Is there a difference between these two statements? one uses parenthesis, while the other doesn't.
$(\exists x\in \mathbb{R}, x>5) \Rightarrow (\forall y \in \mathbb{R}, y>-100)$
is it the same as
$\exists x\in \mathbb{R}, x>5 \Rightarrow \forall y \in \mathbb{R}, y>-100$
- Are these two equivalent?
- are both false-statements?
It is a matter of convention whether the missing parentheses in $\exists x, P \Rightarrow \forall y, Q$ should be inserted to give $(\exists x, P) \Rightarrow (\forall y, Q)$ or to give $\exists x, (P \Rightarrow (\forall y, Q))$. The former reading is most common in the mathematical logic literature, but the latter reading agrees with the usual conventions for the $\lambda$-calculus and has been adopted in many mechanized theorem-proving systems such as HOL or Coq.
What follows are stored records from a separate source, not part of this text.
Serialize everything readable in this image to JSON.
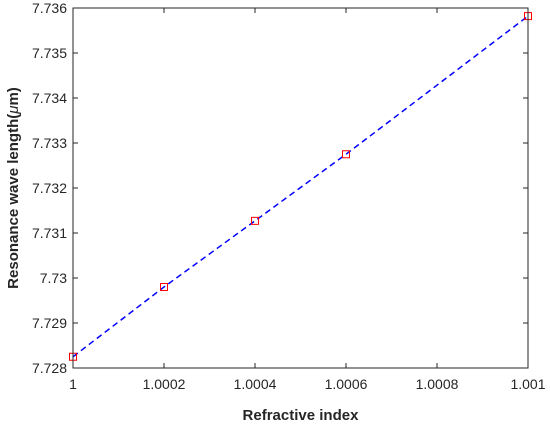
{
  "chart_data": {
    "type": "line",
    "title": "",
    "xlabel": "Refractive index",
    "ylabel": "Resonance wave length(",
    "ylabel_mu": "μ",
    "ylabel_unit": "m)",
    "xlim": [
      1,
      1.001
    ],
    "ylim": [
      7.728,
      7.736
    ],
    "x_ticks": [
      1,
      1.0002,
      1.0004,
      1.0006,
      1.0008,
      1.001
    ],
    "x_tick_labels": [
      "1",
      "1.0002",
      "1.0004",
      "1.0006",
      "1.0008",
      "1.001"
    ],
    "y_ticks": [
      7.728,
      7.729,
      7.73,
      7.731,
      7.732,
      7.733,
      7.734,
      7.735,
      7.736
    ],
    "y_tick_labels": [
      "7.728",
      "7.729",
      "7.73",
      "7.731",
      "7.732",
      "7.733",
      "7.734",
      "7.735",
      "7.736"
    ],
    "grid": false,
    "series": [
      {
        "x": [
          1,
          1.0002,
          1.0004,
          1.0006,
          1.001
        ],
        "y": [
          7.72825,
          7.7298,
          7.73127,
          7.73275,
          7.73582
        ],
        "line_color": "#0000ff",
        "line_style": "dashed",
        "marker": "square",
        "marker_color": "#ff0000"
      }
    ]
  }
}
In the case in point, the two readings are not equivalent:
In $(\exists x\in \mathbb{R}, x>5) \Rightarrow (\forall y \in \mathbb{R}, y>-100)$, the left-hand side of the implication is true (e.g., take $x = 6)$ while the right-hand side is false (e.g., take $y = -100$). So the overall predicate is false.
However, in $\exists x\in \mathbb{R}, (x>5 \Rightarrow (\forall y \in \mathbb{R}, y>-100))$, we can take $x = 5$, to make $x > 5$ false and hence the overall predicate is true, since a false statement implies any other statement and we can find an $x$ that falsifies $x > 5$.